Silenced Witness

Posted by: Nick Mosdell

Journalism Safety – Silenced Witness

In this the first blog in JOMEC’s series addressing the dangers faced by journalists and media workers across the globe, Nick Mosdell discusses the International News Safety Institute’s Killing the Messenger report for 2013 which highlighted the alarming number of journalists killed outside of recognised conflict zones.

Earlier this year the International News Safety Institute released the annual Killing the Messenger report for 2013. This catalogues the deaths of journalists and media workers as a result of doing their work around the world. These reports are compiled in JOMEC and form the basis of submissions to a variety of international agencies, including the United Nations Security Council as a requirement of UN Resolution 1738. The latest figures show little improvement from previous years with 134 casualties, compared to 152 in 2012 and 112 in 2011.
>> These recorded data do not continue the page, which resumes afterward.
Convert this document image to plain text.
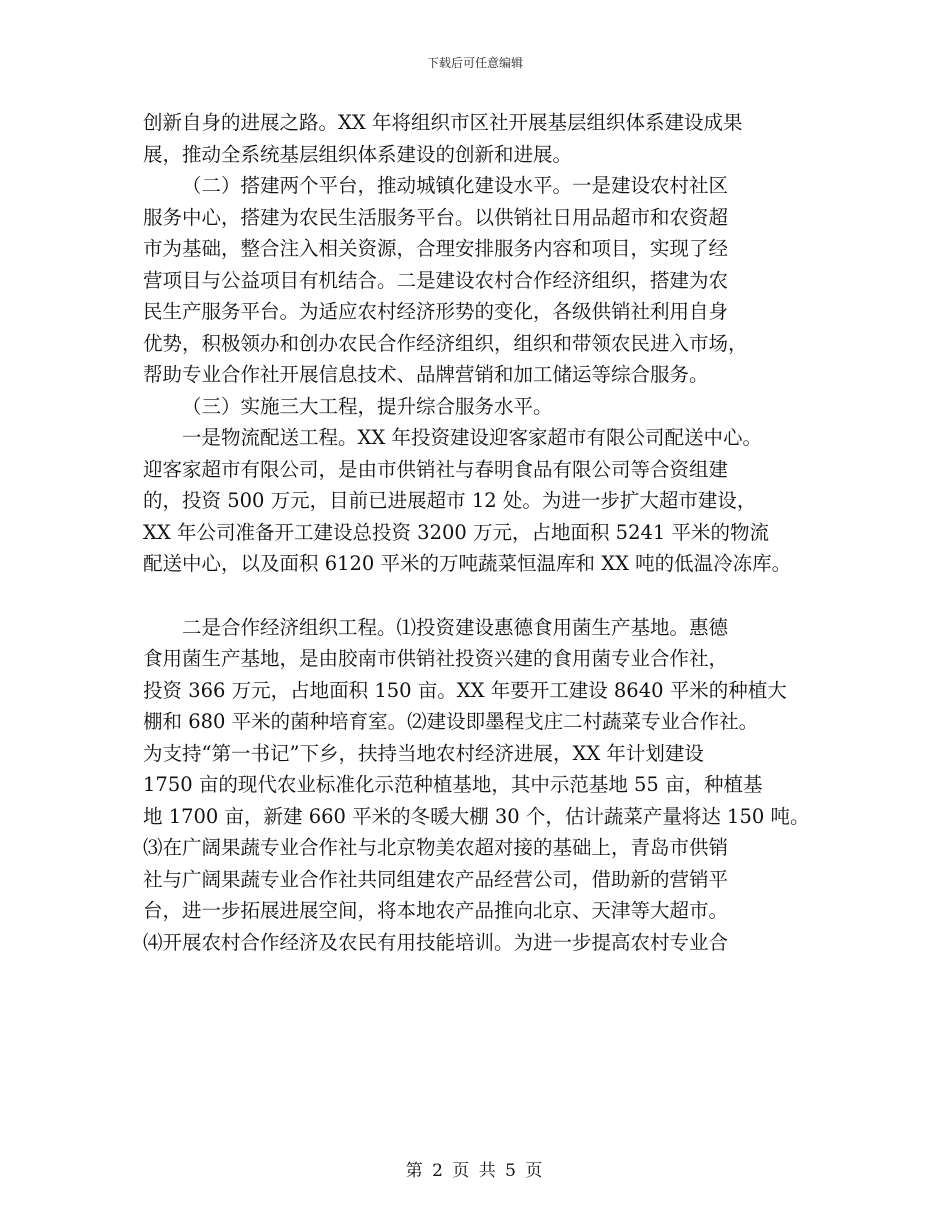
下载后可任意编辑
创新自身的进展之路。XX 年将组织市区社开展基层组织体系建设成果
展，推动全系统基层组织体系建设的创新和进展。
（二）搭建两个平台，推动城镇化建设水平。一是建设农村社区
服务中心，搭建为农民生活服务平台。以供销社日用品超市和农资超
市为基础，整合注入相关资源，合理安排服务内容和项目，实现了经
营项目与公益项目有机结合。二是建设农村合作经济组织，搭建为农
民生产服务平台。为适应农村经济形势的变化，各级供销社利用自身
优势，积极领办和创办农民合作经济组织，组织和带领农民进入市场，
帮助专业合作社开展信息技术、品牌营销和加工储运等综合服务。
（三）实施三大工程，提升综合服务水平。
一是物流配送工程。XX 年投资建设迎客家超市有限公司配送中心。
迎客家超市有限公司，是由市供销社与春明食品有限公司等合资组建
的，投资 500 万元，目前已进展超市 12 处。为进一步扩大超市建设，
XX 年公司准备开工建设总投资 3200 万元，占地面积 5241 平米的物流
配送中心，以及面积 6120 平米的万吨蔬菜恒温库和 XX 吨的低温冷冻库。
二是合作经济组织工程。⑴投资建设惠德食用菌生产基地。惠德
食用菌生产基地，是由胶南市供销社投资兴建的食用菌专业合作社，
投资 366 万元，占地面积 150 亩。XX 年要开工建设 8640 平米的种植大
棚和 680 平米的菌种培育室。⑵建设即墨程戈庄二村蔬菜专业合作社。
为支持“第一书记”下乡，扶持当地农村经济进展，XX 年计划建设
1750 亩的现代农业标准化示范种植基地，其中示范基地 55 亩，种植基
地 1700 亩，新建 660 平米的冬暖大棚 30 个，估计蔬菜产量将达 150 吨。
⑶在广阔果蔬专业合作社与北京物美农超对接的基础上，青岛市供销
社与广阔果蔬专业合作社共同组建农产品经营公司，借助新的营销平
台，进一步拓展进展空间，将本地农产品推向北京、天津等大超市。
⑷开展农村合作经济及农民有用技能培训。为进一步提高农村专业合
第 2 页 共 5 页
Countries in conflict or violent protest dominate, perhaps not surprisingly. Syria led the death toll with 20 casualties. It is worth noting however, that these were not all deaths from crossfire or indiscriminate bombing – These are not scud studs and war junkies trying to get an important but inevitably dangerous story. All “sides” in the Syrian conflict are utilising media, for consumption both internally and internationally, and increasingly media outlets and individual journalists are being deliberately and violently targeted to influence the outcome of this information war.

In Iraq there is a similar story of deliberate targeting. Some are sectarian killings, some are a legacy of the US-led Coalition occupation, where journalists known to have aided Western news organisations or to have expressed sympathetic views are punished. All of the victims were local journalists or media workers, which raises a host of questions about the responsibilities of international news organisations when employing local personnel, particularly during war and conflict.
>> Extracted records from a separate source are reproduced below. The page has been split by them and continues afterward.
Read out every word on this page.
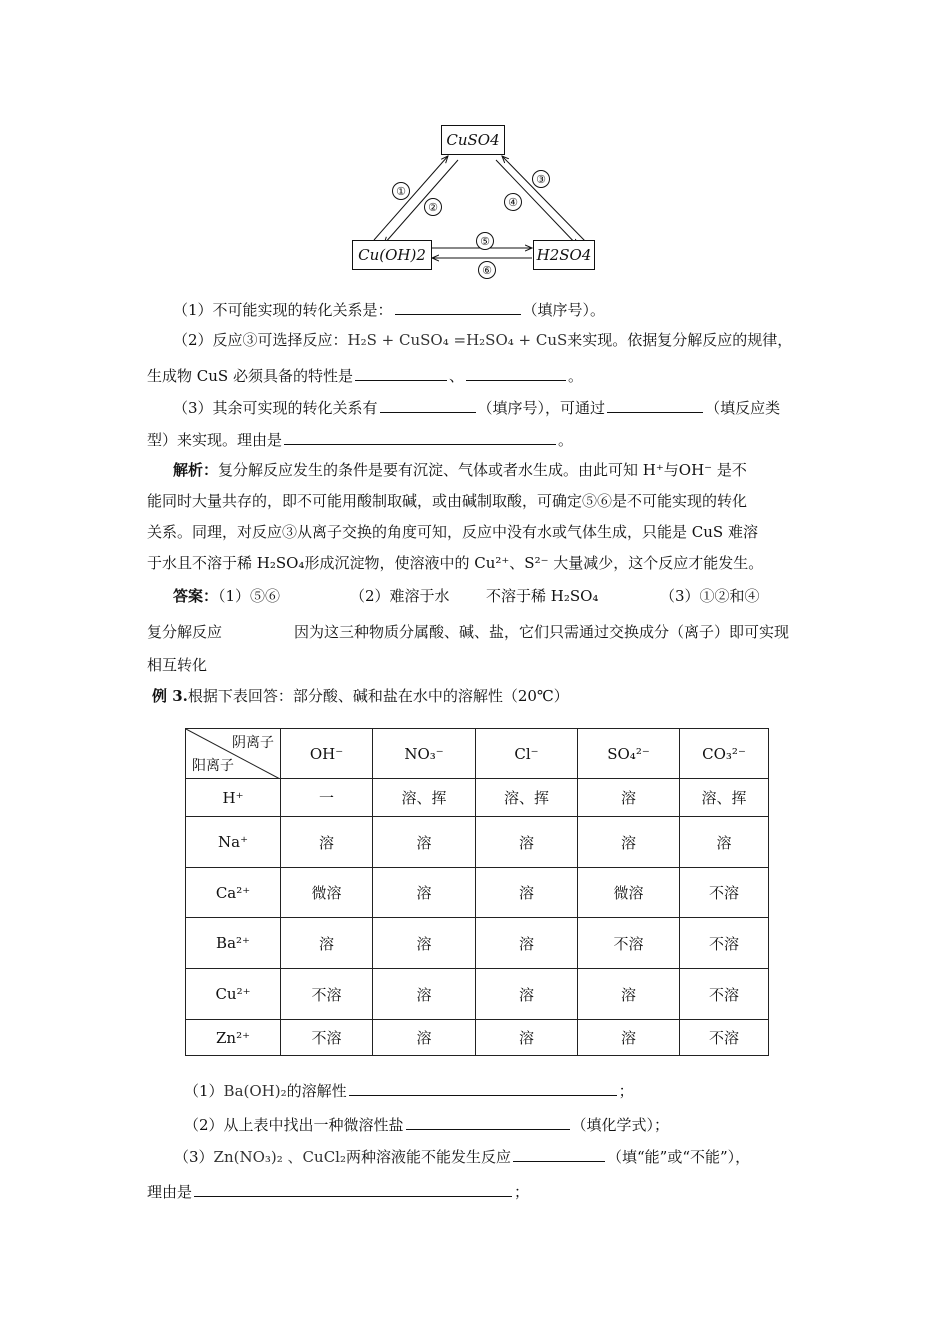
CuSO4
Cu(OH)2	H2SO4
①
②
③
④
⑤
⑥
（1）不可能实现的转化关系是：	（填序号）。
（2）反应③可选择反应：H₂S + CuSO₄ =H₂SO₄ + CuS来实现。依据复分解反应的规律，
生成物 CuS 必须具备的特性是	、	。
（3）其余可实现的转化关系有	（填序号），可通过	（填反应类
型）来实现。理由是	。
解析：复分解反应发生的条件是要有沉淀、气体或者水生成。由此可知 H⁺与OH⁻ 是不
能同时大量共存的，即不可能用酸制取碱，或由碱制取酸，可确定⑤⑥是不可能实现的转化
关系。同理，对反应③从离子交换的角度可知，反应中没有水或气体生成，只能是 CuS 难溶
于水且不溶于稀 H₂SO₄形成沉淀物，使溶液中的 Cu²⁺、S²⁻ 大量减少，这个反应才能发生。
答案：（1）⑤⑥	（2）难溶于水 不溶于稀 H₂SO₄	（3）①②和④
复分解反应	因为这三种物质分属酸、碱、盐，它们只需通过交换成分（离子）即可实现
相互转化
例 3.根据下表回答：部分酸、碱和盐在水中的溶解性（20℃）
阴离子
阳离子	OH⁻	NO₃⁻	Cl⁻	SO₄²⁻	CO₃²⁻
H⁺	一	溶、挥	溶、挥	溶	溶、挥
Na⁺	溶	溶	溶	溶	溶
Ca²⁺	微溶	溶	溶	微溶	不溶
Ba²⁺	溶	溶	溶	不溶	不溶
Cu²⁺	不溶	溶	溶	溶	不溶
Zn²⁺	不溶	溶	溶	溶	不溶
（1）Ba(OH)₂的溶解性	；
（2）从上表中找出一种微溶性盐	（填化学式）；
（3）Zn(NO₃)₂ 、CuCl₂两种溶液能不能发生反应	（填“能”或“不能”），
理由是	；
The issue of the safety of journalists when covering conflict became particularly apparent during the Balkan wars in the 1980’s and ‘90’s, and this led to a much wider discussion of safety within the industry. Part of the reason for the rise in casualties was the development of more portable technology; putting journalists closer to the front lines, but also allowing more covert filming. Some of the material smuggled out of the region and later broadcast was used as evidence in subsequent war crimes tribunals at the Hague and this puts journalists in a position of not only being witnesses to history but being witnesses in a more legal sense.

What is more shocking is the number of journalists who are killed in countries that are not in such overtly volatile conditions.

In 2013, INSI figures suggested that there were 65 casualties in countries in national or international armed conflict and 69 in relatively “peaceful” countries. Of these 69, 18 were accidents, but the rest were violent killings.

As the build-up to the 2014 World Cup continues, Brazil is still noticeably dangerous for journalists. Violent protests concerning corruption and inequality have escalated and reporting on these is an inherently precarious situation, claiming at least one life. Journalists have also been assaulted amid claims that the coverage is being distorted for political reasons. Away from the main cities however, the deliberate silencing of media reporting on corruption receives less attention. In 2013 INSI reported that six journalists were killed in Brazil. All were shot, at least five apparently directly related to their work. Despite some improvement over recent years, the Committee to Protect Journalists lists Brazil as the 10th worst country for impunity for the perpetrators of these killings.

In countries where war is not the headline story, what doesn’t make the front page is often more important than what does.